A.E. currently conducting research sponsored by Roche, GSK, Novartis, Astra Zeneca, Celltrion and Apotex Inc. All remaining authors have declared no conflicts of interest. N.C. received funding from ESMO for project design and development, data processing and writing the manuscript.

acknowledgements

The authors wish to acknowledge the feedback and input of representatives of the collaborating partner organizations who critically reviewed earlier versions of this manuscript. Acknowledgement also goes to the support and contributions of the ESMO Executive Board, who authorized funding of this project, and the logistic and organizational support provided by ESMO Staff and in particular Gracemarie Bricalli, project manager, with the assistance of her colleagues Tanya Kenny, Nicola Latino and Marina Cogo.

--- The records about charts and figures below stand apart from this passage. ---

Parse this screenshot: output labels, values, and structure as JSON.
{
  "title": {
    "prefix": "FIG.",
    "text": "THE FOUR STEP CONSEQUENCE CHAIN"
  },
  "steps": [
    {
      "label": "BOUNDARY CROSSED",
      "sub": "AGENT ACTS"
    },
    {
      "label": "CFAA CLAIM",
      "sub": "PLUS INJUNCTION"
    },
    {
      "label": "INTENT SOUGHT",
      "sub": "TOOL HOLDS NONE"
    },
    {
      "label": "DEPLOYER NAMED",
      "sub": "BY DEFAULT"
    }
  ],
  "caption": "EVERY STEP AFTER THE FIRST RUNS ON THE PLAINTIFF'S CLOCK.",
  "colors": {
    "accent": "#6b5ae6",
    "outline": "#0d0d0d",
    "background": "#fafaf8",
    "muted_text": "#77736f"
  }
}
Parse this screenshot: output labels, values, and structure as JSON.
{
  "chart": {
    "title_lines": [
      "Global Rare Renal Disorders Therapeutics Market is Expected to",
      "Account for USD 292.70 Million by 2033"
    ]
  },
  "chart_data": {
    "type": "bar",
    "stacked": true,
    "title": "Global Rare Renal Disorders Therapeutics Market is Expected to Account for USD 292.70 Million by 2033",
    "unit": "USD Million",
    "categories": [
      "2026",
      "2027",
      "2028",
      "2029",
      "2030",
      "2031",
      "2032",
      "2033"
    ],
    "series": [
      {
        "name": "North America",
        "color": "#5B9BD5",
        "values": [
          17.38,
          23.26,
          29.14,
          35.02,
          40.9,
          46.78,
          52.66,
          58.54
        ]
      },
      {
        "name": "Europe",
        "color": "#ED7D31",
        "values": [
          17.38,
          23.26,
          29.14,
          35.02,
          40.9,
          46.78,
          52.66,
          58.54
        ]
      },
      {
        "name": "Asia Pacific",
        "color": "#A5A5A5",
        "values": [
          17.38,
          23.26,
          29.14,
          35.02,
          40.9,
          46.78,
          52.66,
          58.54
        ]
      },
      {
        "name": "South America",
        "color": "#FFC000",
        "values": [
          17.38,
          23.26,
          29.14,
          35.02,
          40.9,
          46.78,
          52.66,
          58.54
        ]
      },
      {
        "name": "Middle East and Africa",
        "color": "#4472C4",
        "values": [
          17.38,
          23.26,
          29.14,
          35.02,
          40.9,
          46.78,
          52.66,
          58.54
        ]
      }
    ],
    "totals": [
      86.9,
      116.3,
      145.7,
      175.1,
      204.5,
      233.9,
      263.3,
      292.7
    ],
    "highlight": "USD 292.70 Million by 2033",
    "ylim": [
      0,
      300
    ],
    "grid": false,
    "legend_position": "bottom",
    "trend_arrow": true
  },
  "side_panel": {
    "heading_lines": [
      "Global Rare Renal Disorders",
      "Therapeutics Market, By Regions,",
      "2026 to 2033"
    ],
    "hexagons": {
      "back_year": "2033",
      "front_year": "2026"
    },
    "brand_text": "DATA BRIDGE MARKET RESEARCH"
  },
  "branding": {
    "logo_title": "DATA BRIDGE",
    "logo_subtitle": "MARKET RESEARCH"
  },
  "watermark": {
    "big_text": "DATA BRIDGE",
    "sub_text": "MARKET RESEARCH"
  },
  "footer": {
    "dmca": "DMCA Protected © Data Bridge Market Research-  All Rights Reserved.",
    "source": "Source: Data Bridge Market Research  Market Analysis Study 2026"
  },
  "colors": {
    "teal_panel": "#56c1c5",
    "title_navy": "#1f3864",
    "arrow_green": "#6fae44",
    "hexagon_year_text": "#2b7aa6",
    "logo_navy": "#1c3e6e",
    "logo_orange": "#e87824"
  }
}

We also thank Gilberto de Lima Lopes, Daniel Goldstein, Ian Haines, Leonard Saltz and Elizabeth De Vries who reviewed and provided feedback on earlier versions of the manuscript. The authors also thank and acknowledge the wonderful field reporters who completed that survey and peer-review. In supplementary Appendix SI, available at Annals of Oncology online, we have listed the field reporters who have agreed to place their names in this publication and we also thank those who wished to remain anonymous.